Friday, June 5, 2009


Ever wonder why Americans are so out of balance?

We take everything to the extreme. If something tastes good, we eat as much of it as we can, as often as we can. We eat even when food doesn't taste good or we're not hungry. If we want to lose weight, we find some diet that starves us, we knuckle down and stick to it until the unwanted pounds fall off and we can get back to indulgence. How have we missed the wisdom of elder cultures that have discovered good health in balance?

Actually, our tendency toward excess is being exported around the world today until countries, which used to understand balance, are becoming more and more overworked, overfed and overstressed just like us.

Let's step back. Take a breath. And think a moment.

Balance makes me think of a tight rope walker. He's got to keep his feet in line. One step too far to the right or the left and BOOM, he hits the crash mat below.

Life isn't that restrictive--Thank the Lord! But take too many steps too far to one side or the other and balance is lost. When we lose balance we lose right perspective and good health--spiritual and physical.

Nature demonstrates balance. The earth needs water. Too little water and life dies. But too much water and life dies as well. It's natural. We understand that if you over water a plant it will die. And we understand that if you forget to water it for too long it will die. We have to regulate our watering schedule for our plants.

How about us? Do we make the effort to keep ourselves in balance? Our health depends on it as well. We may indulge in a piece of cheese cake for a special occasion and be just fine. But if we had cheese cake every night our bodies would take the toll. N'est ce pas?
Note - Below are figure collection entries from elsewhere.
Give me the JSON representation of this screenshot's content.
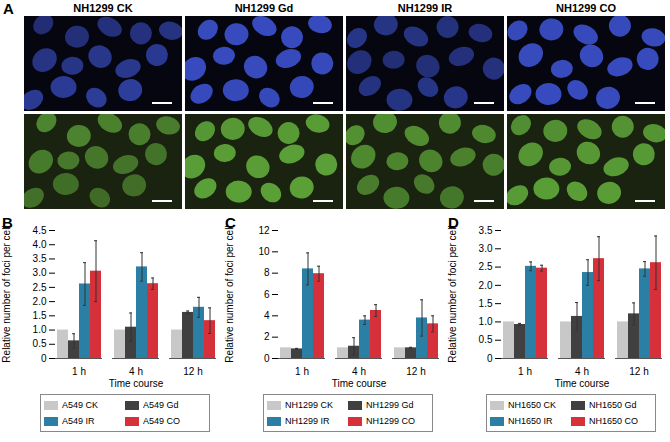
{
  "panel_a": {
    "label": "A",
    "titles": [
      "NH1299 CK",
      "NH1299 Gd",
      "NH1299 IR",
      "NH1299 CO"
    ]
  },
  "chart_data": [
    {
      "panel": "B",
      "type": "bar",
      "categories": [
        "1 h",
        "4 h",
        "12 h"
      ],
      "xlabel": "Time course",
      "ylabel": "Relative number of foci per cell",
      "ylim": [
        0,
        4.5
      ],
      "yticks": [
        0,
        0.5,
        {
          "value": 1,
          "label": "1.0"
        },
        1.5,
        {
          "value": 2,
          "label": "2.0"
        },
        2.5,
        {
          "value": 3,
          "label": "3.0"
        },
        3.5,
        {
          "value": 4,
          "label": "4.0"
        },
        4.5
      ],
      "legend": "bottom",
      "series": [
        {
          "name": "A549 CK",
          "color": "#c8c8c8",
          "values": [
            1.0,
            1.0,
            1.0
          ],
          "errors": [
            0,
            0,
            0
          ]
        },
        {
          "name": "A549 Gd",
          "color": "#404040",
          "values": [
            0.62,
            1.1,
            1.62
          ],
          "errors": [
            0.25,
            0.5,
            0.05
          ]
        },
        {
          "name": "A549 IR",
          "color": "#2b7ea4",
          "values": [
            2.62,
            3.22,
            1.8
          ],
          "errors": [
            0.75,
            0.5,
            0.35
          ]
        },
        {
          "name": "A549 CO",
          "color": "#d6303a",
          "values": [
            3.07,
            2.63,
            1.33
          ],
          "errors": [
            1.07,
            0.2,
            0.45
          ]
        }
      ]
    },
    {
      "panel": "C",
      "type": "bar",
      "categories": [
        "1 h",
        "4 h",
        "12 h"
      ],
      "xlabel": "Time course",
      "ylabel": "Relative number of foci per cell",
      "ylim": [
        0,
        12
      ],
      "yticks": [
        0,
        2,
        4,
        6,
        8,
        10,
        12
      ],
      "legend": "bottom",
      "series": [
        {
          "name": "NH1299 CK",
          "color": "#c8c8c8",
          "values": [
            1.0,
            1.0,
            1.0
          ],
          "errors": [
            0,
            0,
            0
          ]
        },
        {
          "name": "NH1299 Gd",
          "color": "#404040",
          "values": [
            0.9,
            1.15,
            1.0
          ],
          "errors": [
            0.05,
            0.8,
            0.05
          ]
        },
        {
          "name": "NH1299 IR",
          "color": "#2b7ea4",
          "values": [
            8.4,
            3.6,
            3.8
          ],
          "errors": [
            1.5,
            0.4,
            1.7
          ]
        },
        {
          "name": "NH1299 CO",
          "color": "#d6303a",
          "values": [
            7.95,
            4.5,
            3.25
          ],
          "errors": [
            0.7,
            0.55,
            0.75
          ]
        }
      ]
    },
    {
      "panel": "D",
      "type": "bar",
      "categories": [
        "1 h",
        "4 h",
        "12 h"
      ],
      "xlabel": "Time course",
      "ylabel": "Relative number of foci per cell",
      "ylim": [
        0,
        3.5
      ],
      "yticks": [
        0,
        0.5,
        {
          "value": 1,
          "label": "1.0"
        },
        1.5,
        {
          "value": 2,
          "label": "2.0"
        },
        2.5,
        {
          "value": 3,
          "label": "3.0"
        },
        3.5
      ],
      "legend": "bottom",
      "series": [
        {
          "name": "NH1650 CK",
          "color": "#c8c8c8",
          "values": [
            1.0,
            1.0,
            1.0
          ],
          "errors": [
            0,
            0,
            0
          ]
        },
        {
          "name": "NH1650 Gd",
          "color": "#404040",
          "values": [
            0.93,
            1.15,
            1.22
          ],
          "errors": [
            0.03,
            0.38,
            0.3
          ]
        },
        {
          "name": "NH1650 IR",
          "color": "#2b7ea4",
          "values": [
            2.52,
            2.35,
            2.45
          ],
          "errors": [
            0.12,
            0.35,
            0.2
          ]
        },
        {
          "name": "NH1650 CO",
          "color": "#d6303a",
          "values": [
            2.47,
            2.73,
            2.62
          ],
          "errors": [
            0.08,
            0.6,
            0.73
          ]
        }
      ]
    }
  ]
}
Is it possible to be too spiritual? Of course, if we thought we had to read the Bible eight hours every day and when we were not reading we could do nothing but preach to our neighbors, we'd be out of balance. And probably not appreciated by those neighbors.
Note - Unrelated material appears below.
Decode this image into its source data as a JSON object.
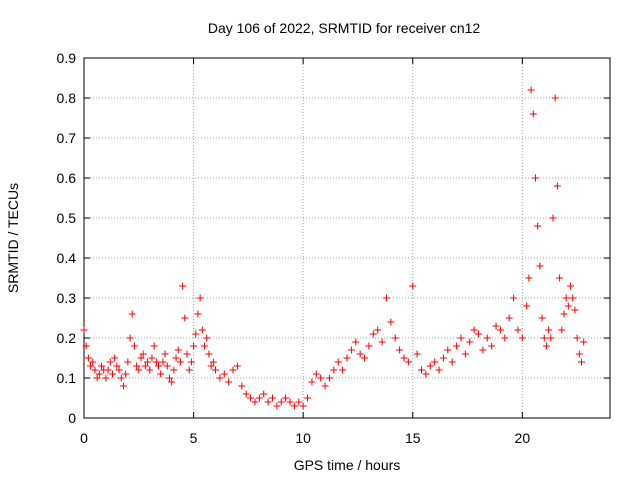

On the other hand, we Americans probably tend to the opposite extreme more often. We're so busy, caught up with so many important tasks (often ministry related), that we rarely have time to give attention to the Word, Prayer or Meditation. Hard to be like Christ when you don't know Him.

It must be possible to make Him our priority and still get day to day stuff done. If we decide that God is our first priority, we set a certain amount of time for His presence and His word each day. Then if our schedules get out of hand and we miss that time one day, we'll get back to it the next--no big deal. But if we wait until we get all our tasks accomplished, we'll never have time for Him.

Balance is healthy in every aspect of life. Balance includes a large dose of grace and readjustment. Invariably we'll get off that line of balance. At that point, we just forgive ourselves, as Christ does, and get back to what we know is right. This holds true in spiritual disciplines, diet or any other aspect in life.

Don't forget balance when it comes to other people too. Allow them to get off to one side or the other. Forgive them. Encourage in a positive way, a way that doesn't judge, to move back to center.

Let's don't get stressed-out about it. Just remember moderation and balance. And always allow yourself room to readjust.


  1. I like the way that you stress balance. There is a lot of good common sense in this post. Have a great day!